Pete Babcock a été le directeur général des Atlanta Hawks de 1990 à 2003.

Pete Babcock a commencé sa vie professionnelle en tant qu'entraîneur de basket-ball et professeur au lycée. Il a fini par passer 42 ans dans la NBA de 1976 à 2017, occupant des postes aussi variés que scout, entraîneur adjoint, directeur du personnel joueur, directeur général, président d'équipe et actionnaire minoritaire.

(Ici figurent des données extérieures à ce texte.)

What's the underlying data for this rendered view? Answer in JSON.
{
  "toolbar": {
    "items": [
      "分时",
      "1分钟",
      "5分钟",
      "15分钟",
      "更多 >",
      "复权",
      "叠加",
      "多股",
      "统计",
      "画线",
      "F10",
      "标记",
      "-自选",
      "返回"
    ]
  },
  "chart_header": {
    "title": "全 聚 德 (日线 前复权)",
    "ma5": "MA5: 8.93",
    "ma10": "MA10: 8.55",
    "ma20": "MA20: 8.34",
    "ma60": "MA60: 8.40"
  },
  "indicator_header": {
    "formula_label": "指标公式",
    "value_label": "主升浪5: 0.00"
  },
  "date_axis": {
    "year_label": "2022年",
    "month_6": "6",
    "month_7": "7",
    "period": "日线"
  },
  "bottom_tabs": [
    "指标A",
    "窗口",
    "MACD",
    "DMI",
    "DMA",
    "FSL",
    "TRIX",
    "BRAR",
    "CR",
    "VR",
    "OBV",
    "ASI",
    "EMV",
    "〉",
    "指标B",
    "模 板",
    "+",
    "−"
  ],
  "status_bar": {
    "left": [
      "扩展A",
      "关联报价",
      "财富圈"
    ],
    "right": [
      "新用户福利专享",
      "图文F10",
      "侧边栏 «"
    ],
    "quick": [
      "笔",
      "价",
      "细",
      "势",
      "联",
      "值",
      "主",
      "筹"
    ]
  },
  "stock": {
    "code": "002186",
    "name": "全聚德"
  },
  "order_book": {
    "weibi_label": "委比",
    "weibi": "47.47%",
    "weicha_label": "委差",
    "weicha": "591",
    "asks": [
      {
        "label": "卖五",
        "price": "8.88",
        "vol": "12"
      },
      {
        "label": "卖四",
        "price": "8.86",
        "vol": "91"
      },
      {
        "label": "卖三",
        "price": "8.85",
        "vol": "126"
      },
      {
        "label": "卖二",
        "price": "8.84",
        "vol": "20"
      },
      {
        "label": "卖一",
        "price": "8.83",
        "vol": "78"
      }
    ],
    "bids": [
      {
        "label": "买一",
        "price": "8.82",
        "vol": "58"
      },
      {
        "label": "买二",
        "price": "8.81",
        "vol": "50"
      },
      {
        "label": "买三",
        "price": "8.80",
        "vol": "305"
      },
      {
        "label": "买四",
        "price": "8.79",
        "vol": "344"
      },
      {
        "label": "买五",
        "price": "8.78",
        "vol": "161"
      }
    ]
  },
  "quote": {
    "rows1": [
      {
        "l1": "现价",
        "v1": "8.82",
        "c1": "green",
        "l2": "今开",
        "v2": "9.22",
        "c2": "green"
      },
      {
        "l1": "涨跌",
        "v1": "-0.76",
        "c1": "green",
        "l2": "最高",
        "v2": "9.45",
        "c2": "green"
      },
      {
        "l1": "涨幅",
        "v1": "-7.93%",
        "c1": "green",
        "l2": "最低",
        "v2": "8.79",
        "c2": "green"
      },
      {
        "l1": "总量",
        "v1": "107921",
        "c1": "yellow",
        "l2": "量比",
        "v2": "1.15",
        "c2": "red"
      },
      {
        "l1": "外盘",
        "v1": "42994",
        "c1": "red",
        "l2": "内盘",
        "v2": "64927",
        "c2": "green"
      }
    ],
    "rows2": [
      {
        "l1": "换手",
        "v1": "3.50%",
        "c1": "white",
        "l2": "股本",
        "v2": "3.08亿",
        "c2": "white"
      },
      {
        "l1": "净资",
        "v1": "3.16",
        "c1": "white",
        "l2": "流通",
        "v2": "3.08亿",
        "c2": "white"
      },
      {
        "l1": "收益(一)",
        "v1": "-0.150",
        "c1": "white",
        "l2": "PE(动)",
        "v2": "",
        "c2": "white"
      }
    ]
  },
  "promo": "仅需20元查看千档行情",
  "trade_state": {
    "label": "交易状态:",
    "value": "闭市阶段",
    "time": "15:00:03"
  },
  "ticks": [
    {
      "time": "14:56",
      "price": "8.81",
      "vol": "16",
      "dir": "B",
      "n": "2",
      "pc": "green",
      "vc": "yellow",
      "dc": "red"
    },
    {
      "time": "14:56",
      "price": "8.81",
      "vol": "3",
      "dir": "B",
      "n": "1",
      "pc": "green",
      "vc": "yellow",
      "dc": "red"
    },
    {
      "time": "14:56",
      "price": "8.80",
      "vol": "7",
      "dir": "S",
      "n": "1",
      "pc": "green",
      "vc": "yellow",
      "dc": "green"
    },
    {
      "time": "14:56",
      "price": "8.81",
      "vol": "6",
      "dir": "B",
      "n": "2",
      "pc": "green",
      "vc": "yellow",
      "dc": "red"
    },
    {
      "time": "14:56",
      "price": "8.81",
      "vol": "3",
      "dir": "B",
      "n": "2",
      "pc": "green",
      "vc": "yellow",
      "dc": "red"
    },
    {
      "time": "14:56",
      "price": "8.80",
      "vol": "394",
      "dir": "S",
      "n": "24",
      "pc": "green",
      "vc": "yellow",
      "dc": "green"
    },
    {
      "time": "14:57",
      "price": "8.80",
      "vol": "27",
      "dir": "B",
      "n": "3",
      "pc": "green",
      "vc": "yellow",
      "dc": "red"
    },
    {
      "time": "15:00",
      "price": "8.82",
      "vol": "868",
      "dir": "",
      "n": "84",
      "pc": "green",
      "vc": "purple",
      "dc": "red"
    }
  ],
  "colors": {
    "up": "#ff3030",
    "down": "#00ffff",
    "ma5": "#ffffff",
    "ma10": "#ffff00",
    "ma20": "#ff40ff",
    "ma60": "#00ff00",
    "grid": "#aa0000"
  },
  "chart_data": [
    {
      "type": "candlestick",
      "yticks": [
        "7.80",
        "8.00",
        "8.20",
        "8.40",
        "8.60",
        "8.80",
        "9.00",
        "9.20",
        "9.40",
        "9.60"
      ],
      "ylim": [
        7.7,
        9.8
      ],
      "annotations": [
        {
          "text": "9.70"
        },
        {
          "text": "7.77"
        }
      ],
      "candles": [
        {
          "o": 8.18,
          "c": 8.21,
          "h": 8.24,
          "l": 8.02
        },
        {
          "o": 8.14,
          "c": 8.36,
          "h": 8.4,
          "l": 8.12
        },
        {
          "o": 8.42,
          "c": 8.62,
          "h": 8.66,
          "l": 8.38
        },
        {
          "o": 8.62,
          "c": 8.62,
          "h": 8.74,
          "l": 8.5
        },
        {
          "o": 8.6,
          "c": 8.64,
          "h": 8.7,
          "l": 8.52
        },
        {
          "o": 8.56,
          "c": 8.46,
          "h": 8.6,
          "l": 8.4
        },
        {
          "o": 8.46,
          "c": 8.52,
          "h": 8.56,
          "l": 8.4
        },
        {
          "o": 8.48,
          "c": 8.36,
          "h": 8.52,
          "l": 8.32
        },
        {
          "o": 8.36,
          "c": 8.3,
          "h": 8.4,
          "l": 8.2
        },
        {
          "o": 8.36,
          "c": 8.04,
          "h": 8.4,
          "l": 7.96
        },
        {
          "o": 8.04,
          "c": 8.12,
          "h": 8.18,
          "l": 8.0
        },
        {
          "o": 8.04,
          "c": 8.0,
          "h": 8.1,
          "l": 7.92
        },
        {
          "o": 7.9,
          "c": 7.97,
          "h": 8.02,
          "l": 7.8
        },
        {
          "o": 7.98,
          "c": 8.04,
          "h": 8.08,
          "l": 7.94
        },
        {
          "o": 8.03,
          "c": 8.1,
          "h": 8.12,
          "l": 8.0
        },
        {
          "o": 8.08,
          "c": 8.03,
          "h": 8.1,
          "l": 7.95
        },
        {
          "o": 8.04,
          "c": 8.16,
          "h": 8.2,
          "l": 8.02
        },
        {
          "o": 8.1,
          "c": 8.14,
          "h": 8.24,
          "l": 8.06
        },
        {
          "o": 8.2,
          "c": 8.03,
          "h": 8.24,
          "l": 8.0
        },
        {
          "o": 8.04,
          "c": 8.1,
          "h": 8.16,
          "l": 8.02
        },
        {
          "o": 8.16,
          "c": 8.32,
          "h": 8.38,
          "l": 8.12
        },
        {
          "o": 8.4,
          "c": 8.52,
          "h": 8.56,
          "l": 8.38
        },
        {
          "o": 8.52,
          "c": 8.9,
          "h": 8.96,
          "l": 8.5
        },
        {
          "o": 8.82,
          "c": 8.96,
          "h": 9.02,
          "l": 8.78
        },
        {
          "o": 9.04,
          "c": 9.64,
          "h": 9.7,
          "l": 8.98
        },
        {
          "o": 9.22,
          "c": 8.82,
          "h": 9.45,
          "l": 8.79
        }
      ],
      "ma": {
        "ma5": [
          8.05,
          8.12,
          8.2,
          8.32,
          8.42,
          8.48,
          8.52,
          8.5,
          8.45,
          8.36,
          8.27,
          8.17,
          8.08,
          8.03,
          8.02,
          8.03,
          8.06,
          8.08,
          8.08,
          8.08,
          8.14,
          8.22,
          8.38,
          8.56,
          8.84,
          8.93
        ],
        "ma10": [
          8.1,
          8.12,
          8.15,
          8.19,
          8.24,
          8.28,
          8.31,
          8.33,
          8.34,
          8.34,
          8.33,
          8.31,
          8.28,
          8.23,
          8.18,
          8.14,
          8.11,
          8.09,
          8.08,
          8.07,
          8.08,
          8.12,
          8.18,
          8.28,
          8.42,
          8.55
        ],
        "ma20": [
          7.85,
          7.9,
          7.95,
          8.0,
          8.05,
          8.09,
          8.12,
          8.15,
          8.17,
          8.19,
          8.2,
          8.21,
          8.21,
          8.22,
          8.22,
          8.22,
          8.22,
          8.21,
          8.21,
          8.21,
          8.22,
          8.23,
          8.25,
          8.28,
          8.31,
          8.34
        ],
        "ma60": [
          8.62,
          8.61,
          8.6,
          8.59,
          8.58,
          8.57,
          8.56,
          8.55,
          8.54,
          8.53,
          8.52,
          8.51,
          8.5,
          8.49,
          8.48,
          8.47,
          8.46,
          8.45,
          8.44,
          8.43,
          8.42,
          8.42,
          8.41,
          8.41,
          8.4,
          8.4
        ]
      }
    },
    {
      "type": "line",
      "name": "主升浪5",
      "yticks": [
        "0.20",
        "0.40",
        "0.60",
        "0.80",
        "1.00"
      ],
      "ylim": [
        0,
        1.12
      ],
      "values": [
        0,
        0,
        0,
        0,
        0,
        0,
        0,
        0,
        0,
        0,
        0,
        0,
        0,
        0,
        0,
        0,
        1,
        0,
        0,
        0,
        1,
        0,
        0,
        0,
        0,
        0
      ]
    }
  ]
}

Babcock, qui a fêté ses 77 ans le 12 mai, a travaillé pour les San Diego Clippers (1980 à 1985), les Denver Nuggets (1985 à 1990) et les Atlanta Hawks (1990-2003) avant de passer deux saisons avec les Toronto Raptors et dix autres années à recruter et conseiller pour les Cleveland Cavaliers.

Tout au long de ses mandats, il a agi selon son intérêt pour le mouvement des droits civiques américain des années 1960 et 1970, concentrant ses énergies individuelles et collectives sur ce sujet et d'autres travaux communautaires. Plus récemment, il a écrit un livre qui combine ses mémoires avec l'histoire des joueurs noirs dans le basket-ball et l'intégration de la NBA. Le bel ouvrage, « Courts of Justice : A Life in Basketball and Activism » (« 75th » Anniversary Press, 2025), est

disponible ici

.

La carrière de Babcock a reçu un point d'exclamation vers sa fin lorsqu'il a remporté une bague de championnat avec les Cavaliers de 2015-16. Sous sa direction, ses équipes ont produit 22 All-Stars, 12 sélections dans l'équipe All-Défensive, sept joueurs All-NBA, deux entraîneurs de l'année, un rookie de l'année, un joueur ayant le plus progressé et deux récipiendaires du titre de défenseur de l'année. Le natif de Bangor, dans le Maine, a été nommé dans

2023 pour le Temple de la renommée du basketball Naismith Memorial

en tant que contributeur. « C’était une leçon d’humilité, a déclaré Babcock, mais c’était gratifiant que quelqu’un reconnaisse certaines des contributions que j’avais apportées. »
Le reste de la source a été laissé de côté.